Dorothée lannonne visite la « Cédille qui Sourit ».
La Cédille demande à des artistes de participer à « Contribution to the art of giving ». Gilli
fait des pinceaux, Arman coupe un livre qui s'appelle « un demi livre d'une demi livre »
Venet fait des découpages de papier, Ben, des boîtes mystère et des trous portatifs, Serge
Oldenbourg, des contenus, etc...
1967
Erik Dietman fréquente la « Cédille qui sourit ». Il crée les chaises et meubles avec
cactus : Sous ces trois chaises, amputées chacune d'un pied, j'ai posé, comme vous pouvez le
voir, trois cactus de variétés différentes. Au rythme lent de leur croissance, il leur faut un
ou deux ans pour atteindre le siège et là, avec leurs épines et leur force, ils continueront
lentement, toujours au même rythme, à pousser la chaise jusqu'à la renverser. Observez que
les cactus étant de variétés différentes, ils ne poussent pas à la même vitesse... (Dietman).

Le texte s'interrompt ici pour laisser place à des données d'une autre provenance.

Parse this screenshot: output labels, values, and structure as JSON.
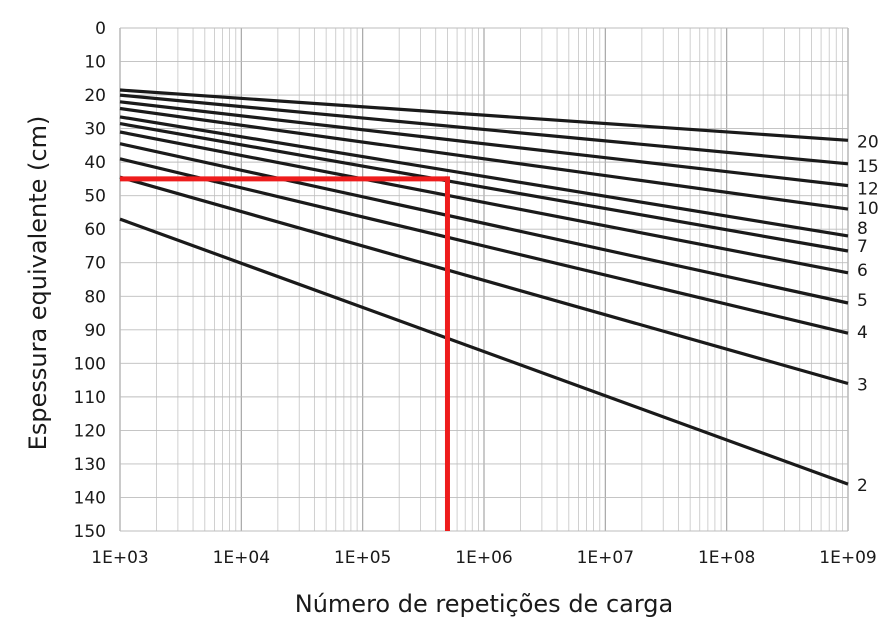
{
  "chart_data": {
    "type": "line",
    "xlabel": "Número de repetições de carga",
    "ylabel": "Espessura equivalente (cm)",
    "x_scale": "log",
    "xlim": [
      1000,
      1000000000
    ],
    "ylim": [
      0,
      150
    ],
    "y_inverted": true,
    "grid": true,
    "x_ticks": [
      "1E+03",
      "1E+04",
      "1E+05",
      "1E+06",
      "1E+07",
      "1E+08",
      "1E+09"
    ],
    "y_ticks": [
      "0",
      "10",
      "20",
      "30",
      "40",
      "50",
      "60",
      "70",
      "80",
      "90",
      "100",
      "110",
      "120",
      "130",
      "140",
      "150"
    ],
    "series": [
      {
        "name": "20",
        "x": [
          1000,
          1000000000
        ],
        "y": [
          18.5,
          33.5
        ]
      },
      {
        "name": "15",
        "x": [
          1000,
          1000000000
        ],
        "y": [
          20,
          40.5
        ]
      },
      {
        "name": "12",
        "x": [
          1000,
          1000000000
        ],
        "y": [
          22,
          47
        ]
      },
      {
        "name": "10",
        "x": [
          1000,
          1000000000
        ],
        "y": [
          24,
          54
        ]
      },
      {
        "name": "8",
        "x": [
          1000,
          1000000000
        ],
        "y": [
          26.5,
          62
        ]
      },
      {
        "name": "7",
        "x": [
          1000,
          1000000000
        ],
        "y": [
          28.5,
          66.5
        ]
      },
      {
        "name": "6",
        "x": [
          1000,
          1000000000
        ],
        "y": [
          31,
          73
        ]
      },
      {
        "name": "5",
        "x": [
          1000,
          1000000000
        ],
        "y": [
          34.5,
          82
        ]
      },
      {
        "name": "4",
        "x": [
          1000,
          1000000000
        ],
        "y": [
          39,
          91
        ]
      },
      {
        "name": "3",
        "x": [
          1000,
          1000000000
        ],
        "y": [
          44.5,
          106
        ]
      },
      {
        "name": "2",
        "x": [
          1000,
          1000000000
        ],
        "y": [
          57,
          136
        ]
      }
    ],
    "annotation": {
      "color": "#ee1c1c",
      "x": 500000,
      "y": 45
    }
  }
}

Raphaël Monticelli fait un travail théorique avec Dolla, Miguel, Alocco, Maccaferri. Il quitte
Nice en 1968 et n'y revient qu'en 1972.
Annie Baricalla expose des pots de fleurs à la Galerie Ben Doute de Tout.
Serge Oldenbourg de sa prison, en Tchécoslovaquie, écrit à la Cédille:
- Je crois qu'ils vont pouvoir m'intégrer à l'Ecole de Nice (les membres de ce groupe sont de
célèbres non buveurs), vu que je n'ai pas bu une goutte d'alcool depuis six mois.
Viallat, Dezeuze et Saytour se rencontrent et discutent.
- C'est un peu la mise en place des théories et du travail de Supports-Surfaces (Lepage).
Takis vient s'installer à Villefranche. Robert Filliou lui sert d'assistant.
Daniel Biga réalise ses travaux sur le problème de la sexualité. Il s'agit surtout d'un travail
didactique et pédagogique pour faire connaître le fonctionnement de la sexualité. Il expose ses
tableaux didactiques à la Galerie Ben Doute de Tout.
Charvolen réalise une pièce en plastique non tendue sur châssis, dans laquelle l'inscription
du dessin est réalisée par le pliage et l'application d'une partie de plastique sur l'autre.
La mairie de Villefranche reçoit des projets d'aménagement de la Citadelle : entre autres, la
création d'un nouveau casino, l'ouverture d'un Hôtel Hilton. La « Cédille qui Sourit » propose
de transformer la Citadelle en « Non Ecole de Villefranche ». L'idée générale était de réaliser un
centre de création permanente, où, dans la plus grande liberté,
des recherches inter-disciplinaires auraient pu avoir lieu. Le projet s'appelait :
« Non Ecole de Villefranche ». La
municipalité n'a pas donné suite au projet.
Saytour réalise une pièce avec des bandes de plastique autour d'un châssis d'ardoise.
8 mars
Exposition Ecole de Nice chez de la Salle à Vence.
avril
Le groupe Fluxus, de Nice, organise : « Une bonne journée ».